Hacker News new | ask | show | jobs
by nonrandomstring 1298 days ago
Picking a set of domain specific targets and honing a tool to service that seems a good way to start building - rather than a general solver.

I also love graphviz but had a project to create an app for legible quality management, and it was a headache to shoehorn some concepts into "nodes in an edge connected graph" way of thinking (ended up programatically scripting LaTeX).

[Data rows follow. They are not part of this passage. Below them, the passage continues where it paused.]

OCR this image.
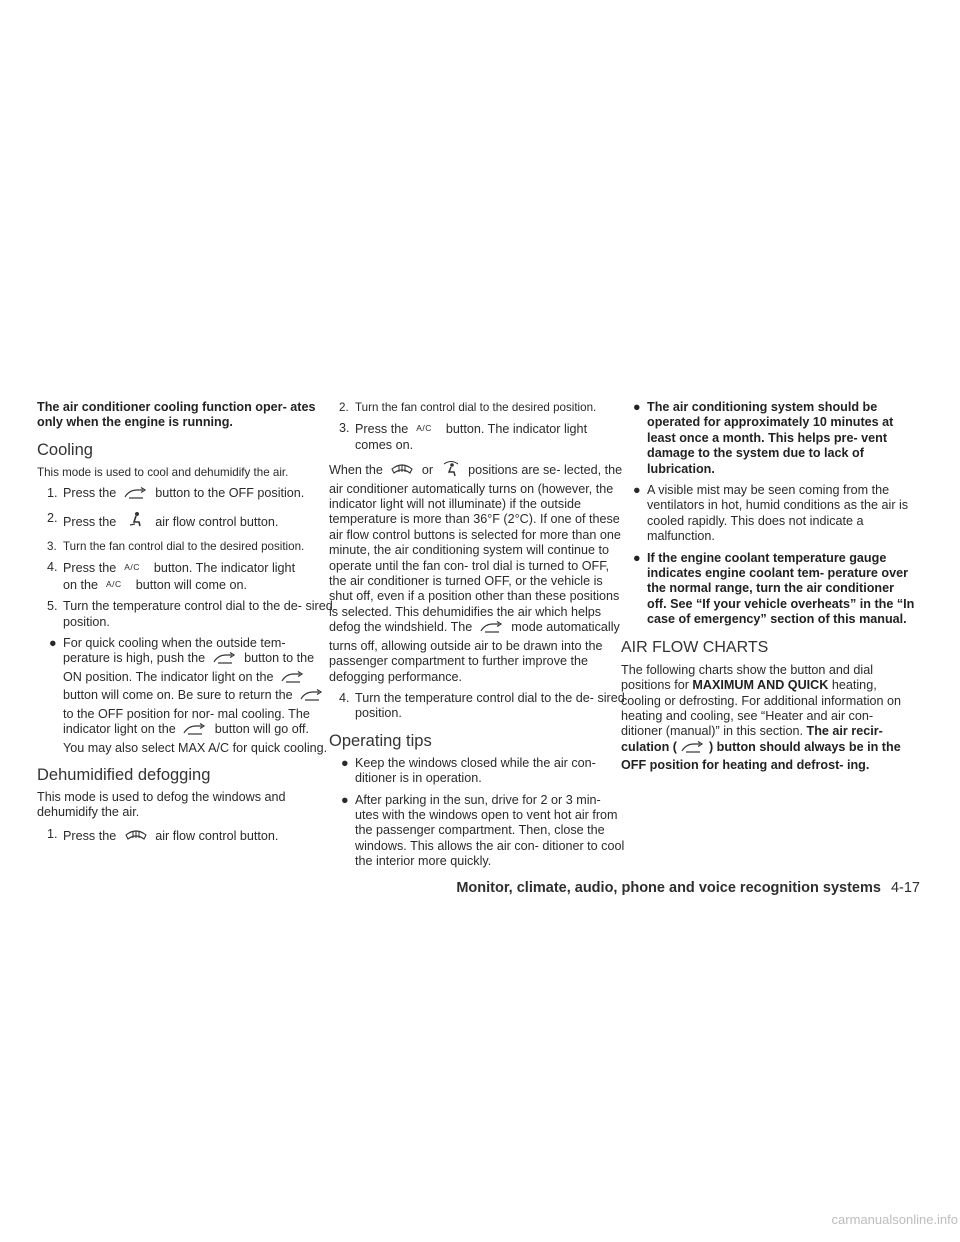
The air conditioner cooling function oper- ates only when the engine is running.

Cooling

This mode is used to cool and dehumidify the air.

1. Press the	button to the OFF position.
2. Press the	air flow control button.
3. Turn the fan control dial to the desired position.
4. Press the A/C button. The indicator light
on the A/C button will come on.
5. Turn the temperature control dial to the de- sired position.
● For quick cooling when the outside tem- perature is high, push the	button to the ON position. The indicator light on the  button will come on. Be sure to return the  to the OFF position for nor- mal cooling. The indicator light on the	button will go off. You may also select MAX A/C for quick cooling.
Dehumidified defogging

This mode is used to defog the windows and dehumidify the air.

1. Press the	air flow control button.
2. Turn the fan control dial to the desired position.
3. Press the A/C button. The indicator light comes on.

When the	or	positions are se- lected, the air conditioner automatically turns on (however, the indicator light will not illuminate) if the outside temperature is more than 36°F (2°C). If one of these air flow control buttons is selected for more than one minute, the air conditioning system will continue to operate until the fan con- trol dial is turned to OFF, the air conditioner is turned OFF, or the vehicle is shut off, even if a position other than these positions is selected. This dehumidifies the air which helps defog the windshield. The	mode automatically turns off, allowing outside air to be drawn into the passenger compartment to further improve the defogging performance.

4. Turn the temperature control dial to the de- sired position.
Operating tips
● Keep the windows closed while the air con- ditioner is in operation.
● After parking in the sun, drive for 2 or 3 min- utes with the windows open to vent hot air from the passenger compartment. Then, close the windows. This allows the air con- ditioner to cool the interior more quickly.
● The air conditioning system should be operated for approximately 10 minutes at least once a month. This helps pre- vent damage to the system due to lack of lubrication.
● A visible mist may be seen coming from the ventilators in hot, humid conditions as the air is cooled rapidly. This does not indicate a malfunction.
● If the engine coolant temperature gauge indicates engine coolant tem- perature over the normal range, turn the air conditioner off. See “If your vehicle overheats” in the “In case of emergency” section of this manual.
AIR FLOW CHARTS

The following charts show the button and dial positions for MAXIMUM AND QUICK heating, cooling or defrosting. For additional information on heating and cooling, see “Heater and air con- ditioner (manual)” in this section. The air recir- culation (	) button should always be in the OFF position for heating and defrost- ing.

Monitor, climate, audio, phone and voice recognition systems 4-17
carmanualsonline.info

With so many visualisation concepts there's room for niche approaches (same in plotting; Matlab/Octave vs Gnuplot vs Pyplot vs R and so on)

1 comments

agreed! that reminds me, there's a company that specializes in this niche of visualizing large data: https://www.graphistry.com/ (haven't used it myself, looks well-made).
100% agreement, spot on observations! Indeed, we end up referring folks to cool diagramming tools all the time at Graphistry as d2/mermaid/diagrams.net are well-optimized for quick & beautiful diagram presentation tasks on manageably sized & fairly static datasets. Using Graphistry to do a quick markdown of how a 4 node cluster might work is a bit like driving a tank to pick up some milk :) Teams go to us more for gnarly investigation & splunking tasks that need a visual power tool, like looking at alert logs or big systems, so we optimize for making that scale interactive & easy.

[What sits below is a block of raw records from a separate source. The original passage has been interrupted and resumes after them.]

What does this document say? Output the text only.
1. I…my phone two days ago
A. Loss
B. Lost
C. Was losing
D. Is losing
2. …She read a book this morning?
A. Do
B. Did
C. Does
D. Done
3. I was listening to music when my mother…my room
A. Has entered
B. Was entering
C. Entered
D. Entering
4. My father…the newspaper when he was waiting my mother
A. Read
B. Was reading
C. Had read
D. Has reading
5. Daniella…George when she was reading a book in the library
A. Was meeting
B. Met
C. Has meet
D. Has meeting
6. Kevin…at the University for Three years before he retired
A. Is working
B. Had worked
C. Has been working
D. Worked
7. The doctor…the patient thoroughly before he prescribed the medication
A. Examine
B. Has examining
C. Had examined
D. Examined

The overlap is real however, so a lot of room for teams to learn. Ex: We're the easiest graph tool for jupyter/databricks/streamlit etc teams who use dataframes, and I can imagine those tools learning from us here. In the reverse direction, our work more in terms of quickly configurable global data<>viz data bindings ("using the UI or API, bind each event's score to a hot-and-cold coloring palette and use a warning icon on all type=alert events"), but we have a ways to go to support the more manual artisinal effects of diagramming tools like Figma, where each element might have a super fancy & unique border style.